Anyone can compute the corresponding public point $S_i$ without knowing any secrets:

$$S_i = R_i + H(R_i,\, P,\, o_i) \cdot P$$

$S_i$ is what the oracle's attestation scalar will multiply to on the curve. Both parties use it to construct their adaptor signatures for $\text{CET}_i$. An adaptor $(R', s')$ satisfies:

$$s' \cdot G = R' + H(R',\, A,\, \text{CET}_i) \cdot A$$

but with $s'$ offset so that $s' + s_i$ produces the final valid signature. The counterparty can verify the adaptor without knowing $s_i$, but cannot complete it without that scalar. Until the oracle attests, the CET is permanently incomplete.

Settlement

When the event resolves, the oracle publishes its attestation for the actual outcome $o_i$:

$$s_i = k_i + H(R_i,\, P,\, o_i) \cdot x$$

The winning party adds $s_i$ to their adaptor scalar, combines the result with the counterparty's adaptor signature, and broadcasts $\text{CET}_i$. The transaction is now fully signed and valid.

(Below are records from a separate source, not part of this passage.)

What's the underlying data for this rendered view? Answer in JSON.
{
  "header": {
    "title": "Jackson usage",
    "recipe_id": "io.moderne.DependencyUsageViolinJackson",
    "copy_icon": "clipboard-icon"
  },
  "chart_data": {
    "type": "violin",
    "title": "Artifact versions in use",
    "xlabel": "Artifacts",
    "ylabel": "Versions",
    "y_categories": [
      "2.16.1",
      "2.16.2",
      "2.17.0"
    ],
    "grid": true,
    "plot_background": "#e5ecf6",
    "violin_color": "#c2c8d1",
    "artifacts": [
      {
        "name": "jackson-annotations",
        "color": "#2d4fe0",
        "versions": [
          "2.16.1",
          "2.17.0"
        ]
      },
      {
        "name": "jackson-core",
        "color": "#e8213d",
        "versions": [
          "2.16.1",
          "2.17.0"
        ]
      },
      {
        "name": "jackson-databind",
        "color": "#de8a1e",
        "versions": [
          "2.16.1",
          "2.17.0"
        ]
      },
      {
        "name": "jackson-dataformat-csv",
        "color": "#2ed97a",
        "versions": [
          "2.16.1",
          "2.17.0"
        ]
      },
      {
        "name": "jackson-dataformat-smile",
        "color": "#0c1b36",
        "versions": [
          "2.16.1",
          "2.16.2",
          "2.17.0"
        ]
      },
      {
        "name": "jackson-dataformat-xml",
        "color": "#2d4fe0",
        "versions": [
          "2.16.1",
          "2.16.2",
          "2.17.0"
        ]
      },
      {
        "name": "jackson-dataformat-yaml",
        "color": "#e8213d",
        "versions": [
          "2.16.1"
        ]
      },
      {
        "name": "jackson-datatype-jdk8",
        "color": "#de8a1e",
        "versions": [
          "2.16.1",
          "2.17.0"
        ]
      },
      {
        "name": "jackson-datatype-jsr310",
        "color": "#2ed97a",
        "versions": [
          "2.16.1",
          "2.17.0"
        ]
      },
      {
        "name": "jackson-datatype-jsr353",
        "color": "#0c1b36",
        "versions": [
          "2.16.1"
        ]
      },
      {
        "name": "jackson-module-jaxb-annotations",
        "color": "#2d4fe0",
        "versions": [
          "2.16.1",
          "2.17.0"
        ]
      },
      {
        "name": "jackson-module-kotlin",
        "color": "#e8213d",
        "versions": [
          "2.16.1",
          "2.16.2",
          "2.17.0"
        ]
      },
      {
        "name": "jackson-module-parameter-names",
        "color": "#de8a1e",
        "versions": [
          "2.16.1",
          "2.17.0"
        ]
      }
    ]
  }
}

Every other CET stays incomplete. Their adaptor signatures are locked to scalars $s_j$ for outcomes $j \neq i$: scalars the oracle will never produce.

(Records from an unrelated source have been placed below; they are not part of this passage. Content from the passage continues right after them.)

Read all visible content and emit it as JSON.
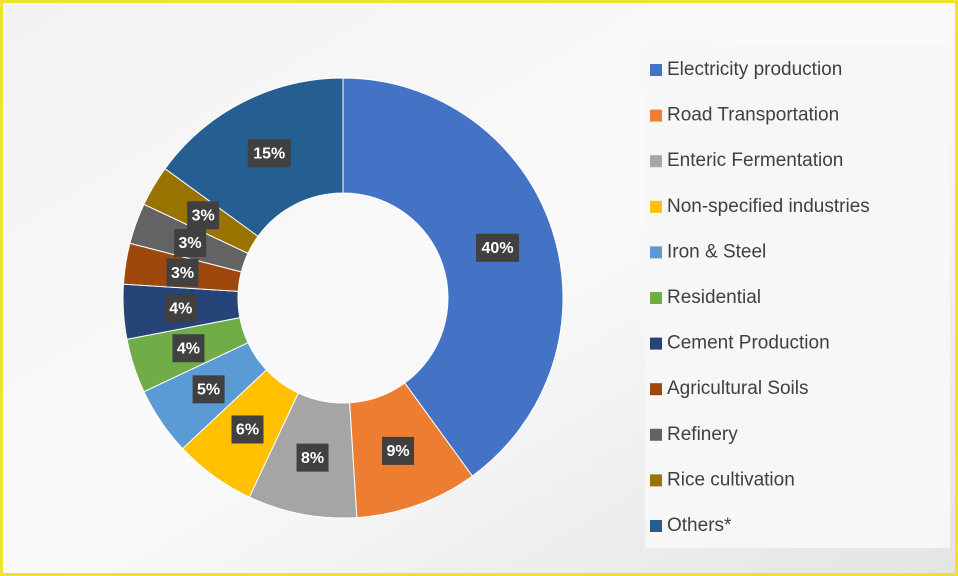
{
  "chart_data": {
    "type": "donut",
    "categories": [
      "Electricity production",
      "Road Transportation",
      "Enteric Fermentation",
      "Non-specified industries",
      "Iron & Steel",
      "Residential",
      "Cement Production",
      "Agricultural Soils",
      "Refinery",
      "Rice cultivation",
      "Others*"
    ],
    "values": [
      40,
      9,
      8,
      6,
      5,
      4,
      4,
      3,
      3,
      3,
      15
    ],
    "value_labels": [
      "40%",
      "9%",
      "8%",
      "6%",
      "5%",
      "4%",
      "4%",
      "3%",
      "3%",
      "3%",
      "15%"
    ],
    "colors": [
      "#4472c4",
      "#ed7d31",
      "#a5a5a5",
      "#ffc000",
      "#5b9bd5",
      "#70ad47",
      "#264478",
      "#9e480e",
      "#636363",
      "#997300",
      "#255e91"
    ],
    "legend": "right"
  }
}
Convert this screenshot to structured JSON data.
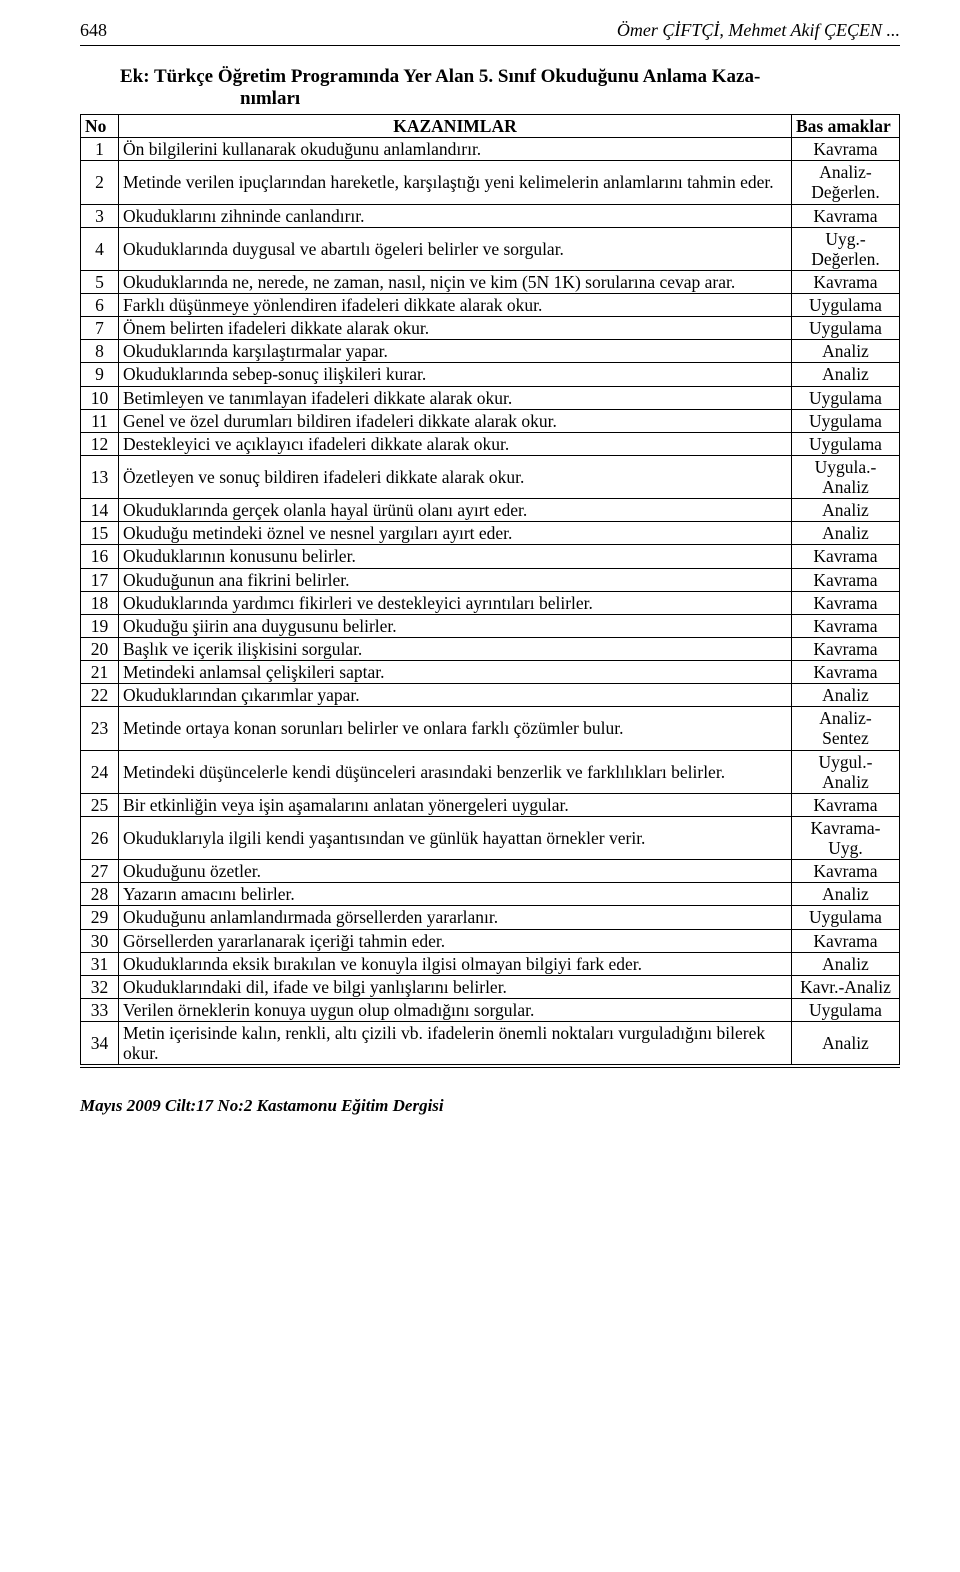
{
  "header": {
    "page_number": "648",
    "running_head": "Ömer ÇİFTÇİ, Mehmet Akif ÇEÇEN ..."
  },
  "appendix": {
    "line1": "Ek: Türkçe Öğretim Programında Yer Alan 5. Sınıf Okuduğunu Anlama Kaza-",
    "line2": "nımları"
  },
  "table": {
    "columns": {
      "no": "No",
      "kazanim": "KAZANIMLAR",
      "basamak": "Bas amaklar"
    },
    "rows": [
      {
        "no": "1",
        "k": "Ön bilgilerini kullanarak okuduğunu anlamlandırır.",
        "b": "Kavrama"
      },
      {
        "no": "2",
        "k": "Metinde verilen ipuçlarından hareketle, karşılaştığı yeni kelimelerin anlamlarını tahmin eder.",
        "b": "Analiz-Değerlen."
      },
      {
        "no": "3",
        "k": "Okuduklarını zihninde canlandırır.",
        "b": "Kavrama"
      },
      {
        "no": "4",
        "k": "Okuduklarında duygusal ve abartılı ögeleri belirler ve sorgular.",
        "b": "Uyg.-Değerlen."
      },
      {
        "no": "5",
        "k": "Okuduklarında ne, nerede, ne zaman, nasıl, niçin ve kim (5N 1K) sorularına cevap arar.",
        "b": "Kavrama"
      },
      {
        "no": "6",
        "k": "Farklı düşünmeye yönlendiren ifadeleri dikkate alarak okur.",
        "b": "Uygulama"
      },
      {
        "no": "7",
        "k": "Önem belirten ifadeleri dikkate alarak okur.",
        "b": "Uygulama"
      },
      {
        "no": "8",
        "k": "Okuduklarında karşılaştırmalar yapar.",
        "b": "Analiz"
      },
      {
        "no": "9",
        "k": "Okuduklarında sebep-sonuç ilişkileri kurar.",
        "b": "Analiz"
      },
      {
        "no": "10",
        "k": "Betimleyen ve tanımlayan ifadeleri dikkate alarak okur.",
        "b": "Uygulama"
      },
      {
        "no": "11",
        "k": "Genel ve özel durumları bildiren ifadeleri dikkate alarak okur.",
        "b": "Uygulama"
      },
      {
        "no": "12",
        "k": "Destekleyici ve açıklayıcı ifadeleri dikkate alarak okur.",
        "b": "Uygulama"
      },
      {
        "no": "13",
        "k": "Özetleyen ve sonuç bildiren ifadeleri dikkate alarak okur.",
        "b": "Uygula.-Analiz"
      },
      {
        "no": "14",
        "k": "Okuduklarında gerçek olanla hayal ürünü olanı ayırt eder.",
        "b": "Analiz"
      },
      {
        "no": "15",
        "k": "Okuduğu metindeki öznel ve nesnel yargıları ayırt eder.",
        "b": "Analiz"
      },
      {
        "no": "16",
        "k": "Okuduklarının konusunu belirler.",
        "b": "Kavrama"
      },
      {
        "no": "17",
        "k": "Okuduğunun ana fikrini belirler.",
        "b": "Kavrama"
      },
      {
        "no": "18",
        "k": "Okuduklarında yardımcı fikirleri ve destekleyici ayrıntıları belirler.",
        "b": "Kavrama"
      },
      {
        "no": "19",
        "k": "Okuduğu şiirin ana duygusunu belirler.",
        "b": "Kavrama"
      },
      {
        "no": "20",
        "k": "Başlık ve içerik ilişkisini sorgular.",
        "b": "Kavrama"
      },
      {
        "no": "21",
        "k": "Metindeki anlamsal çelişkileri saptar.",
        "b": "Kavrama"
      },
      {
        "no": "22",
        "k": "Okuduklarından çıkarımlar yapar.",
        "b": "Analiz"
      },
      {
        "no": "23",
        "k": "Metinde ortaya konan sorunları belirler ve onlara farklı çözümler bulur.",
        "b": "Analiz-Sentez"
      },
      {
        "no": "24",
        "k": "Metindeki düşüncelerle kendi düşünceleri arasındaki benzerlik ve farklılıkları belirler.",
        "b": "Uygul.-Analiz"
      },
      {
        "no": "25",
        "k": "Bir etkinliğin veya işin aşamalarını anlatan yönergeleri uygular.",
        "b": "Kavrama"
      },
      {
        "no": "26",
        "k": "Okuduklarıyla ilgili kendi yaşantısından ve günlük hayattan örnekler verir.",
        "b": "Kavrama-Uyg."
      },
      {
        "no": "27",
        "k": "Okuduğunu özetler.",
        "b": "Kavrama"
      },
      {
        "no": "28",
        "k": "Yazarın amacını belirler.",
        "b": "Analiz"
      },
      {
        "no": "29",
        "k": "Okuduğunu anlamlandırmada görsellerden yararlanır.",
        "b": "Uygulama"
      },
      {
        "no": "30",
        "k": "Görsellerden yararlanarak içeriği tahmin eder.",
        "b": "Kavrama"
      },
      {
        "no": "31",
        "k": "Okuduklarında eksik bırakılan ve konuyla ilgisi olmayan bilgiyi fark eder.",
        "b": "Analiz"
      },
      {
        "no": "32",
        "k": "Okuduklarındaki dil, ifade ve bilgi yanlışlarını belirler.",
        "b": "Kavr.-Analiz"
      },
      {
        "no": "33",
        "k": "Verilen örneklerin konuya uygun olup olmadığını sorgular.",
        "b": "Uygulama"
      },
      {
        "no": "34",
        "k": "Metin içerisinde kalın, renkli, altı çizili vb. ifadelerin önemli noktaları vurguladığını bilerek okur.",
        "b": "Analiz"
      }
    ]
  },
  "footer": "Mayıs 2009 Cilt:17 No:2 Kastamonu Eğitim Dergisi"
}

BIP-340 and Cross-Protocol Safety

BIP-340 is the Schnorr signature specification that Taproot activation brought to Bitcoin mainnet. The oracle attestation scheme above follows the BIP-340 signing equation directly:

$$s = k + H(R \,\|\, P \,\|\, m) \cdot x$$

where $m$ is the encoded outcome string. The hash function used is a BIP-340 tagged hash:

$$H_{\text{tag}}(m) = \text{SHA256}\!\left(\text{SHA256}(\text{tag}) \,\|\, \text{SHA256}(\text{tag}) \,\|\, m\right)$$

The tag prefixing is what prevents cross-protocol signature reuse. A valid oracle attestation for outcome $o_i$ cannot be replayed as a transaction signature or used to authorize a key-path spend, because the domain separation built into the tagged hash makes the two contexts cryptographically distinct.

What the Chain Sees

At settlement, two transactions hit the chain: the funding transaction and the winning CET. That's it. The oracle's attestation scalar is used offchain to complete the adaptor; it never appears in any transaction. The outcome space, the payout structure, the oracle's identity, and which party won are all invisible to anyone inspecting the blockchain. A settled DLC looks like two ordinary transactions.